The point is, you can do something you wouldn’t normally do
Don’t just sit there facebooking, go and do something new.
Learn the bagpipes, read about Heracles’ twelve labours,
Knock on the door next to yours, and say hello to the neighbours.
Learn a magic trick, paint a picture, find out how to juggle,
And don’t pack each one in the moment you start to struggle.
Walk up that hill, drive that golf ball, take that dip in the ocean,
Wear something outlandish and cause quite the commotion.
Write a love letter, call an old friend, send your Mum a text,
Try some yoga and meditate, while deciding what’s up next.
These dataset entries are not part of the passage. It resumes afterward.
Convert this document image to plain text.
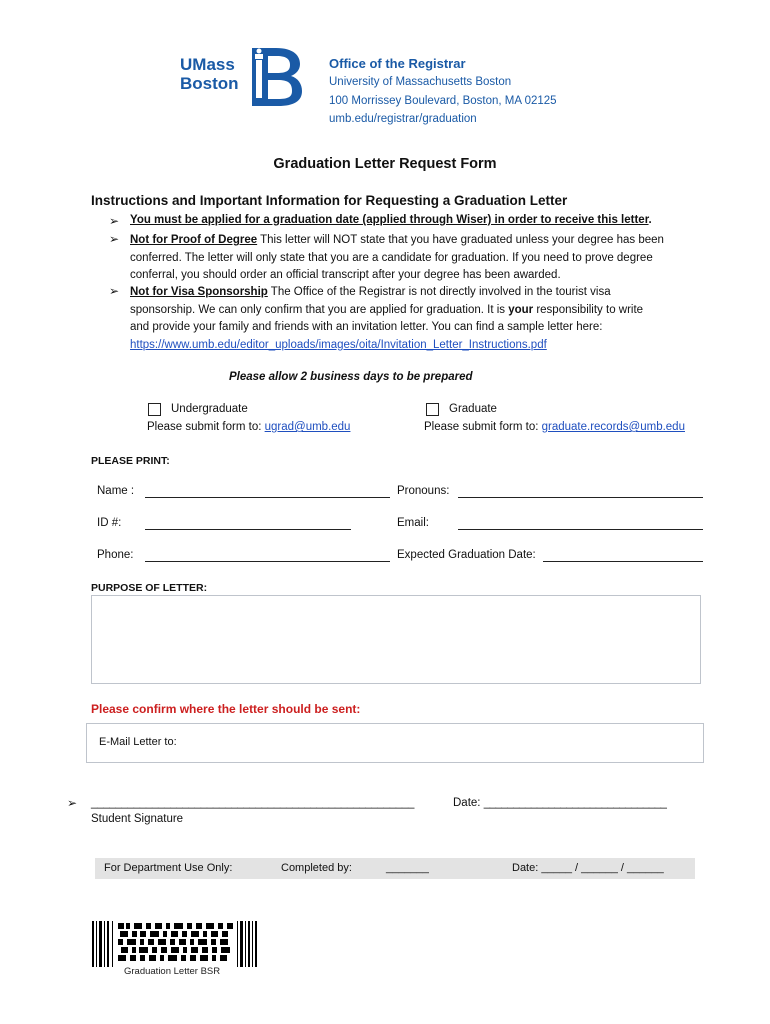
UMass
Boston
Office of the Registrar
University of Massachusetts Boston
100 Morrissey Boulevard, Boston, MA 02125
umb.edu/registrar/graduation
Graduation Letter Request Form
Instructions and Important Information for Requesting a Graduation Letter
➢ You must be applied for a graduation date (applied through Wiser) in order to receive this letter.
➢ Not for Proof of Degree This letter will NOT state that you have graduated unless your degree has been
conferred. The letter will only state that you are a candidate for graduation. If you need to prove degree
conferral, you should order an official transcript after your degree has been awarded.
➢ Not for Visa Sponsorship The Office of the Registrar is not directly involved in the tourist visa
sponsorship. We can only confirm that you are applied for graduation. It is your responsibility to write
and provide your family and friends with an invitation letter. You can find a sample letter here:
https://www.umb.edu/editor_uploads/images/oita/Invitation_Letter_Instructions.pdf
Please allow 2 business days to be prepared
Undergraduate
Please submit form to: ugrad@umb.edu
Graduate
Please submit form to: graduate.records@umb.edu
PLEASE PRINT:
Name :	Pronouns:
ID #:	Email:
Phone:	Expected Graduation Date:
PURPOSE OF LETTER:
Please confirm where the letter should be sent:
E-Mail Letter to:
➢ _____________________________________________________
Student Signature
Date: _______________________________
For Department Use Only:	Completed by:	_______	Date: _____ / ______ / ______
Graduation Letter BSR
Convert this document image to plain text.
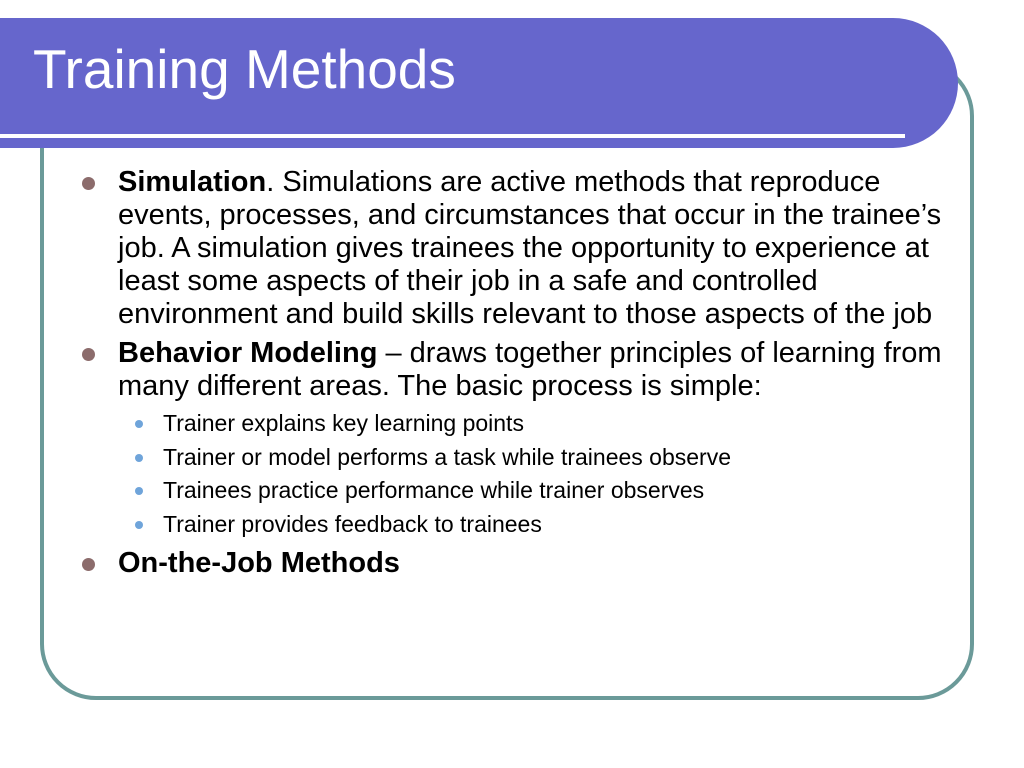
Training Methods
Simulation. Simulations are active methods that reproduce events, processes, and circumstances that occur in the trainee’s job. A simulation gives trainees the opportunity to experience at least some aspects of their job in a safe and controlled environment and build skills relevant to those aspects of the job
Behavior Modeling – draws together principles of learning from many different areas. The basic process is simple:
Trainer explains key learning points
Trainer or model performs a task while trainees observe
Trainees practice performance while trainer observes
Trainer provides feedback to trainees
On-the-Job Methods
Add some crazy chapters to your burgeoning personal history,
Walk on hot coals, escape a burning building, uncover an ancient mystery.
Don a tutu and practice nailing the perfect pirrhouette
Buy a dictionary, and learn how to spell pirouette.
Devote the extra hour to creating a scientific theory,
Or simply spend it drinking until your eyesight goes all bleary.

Do whatever it is you like, but please, I do implore you,
Don’t do what you normally do, something that’ll bore you.
Do something bonkers: slap a tiger in the face (metaphorically),
Just don’t take it for granted, but enjoy it categorically.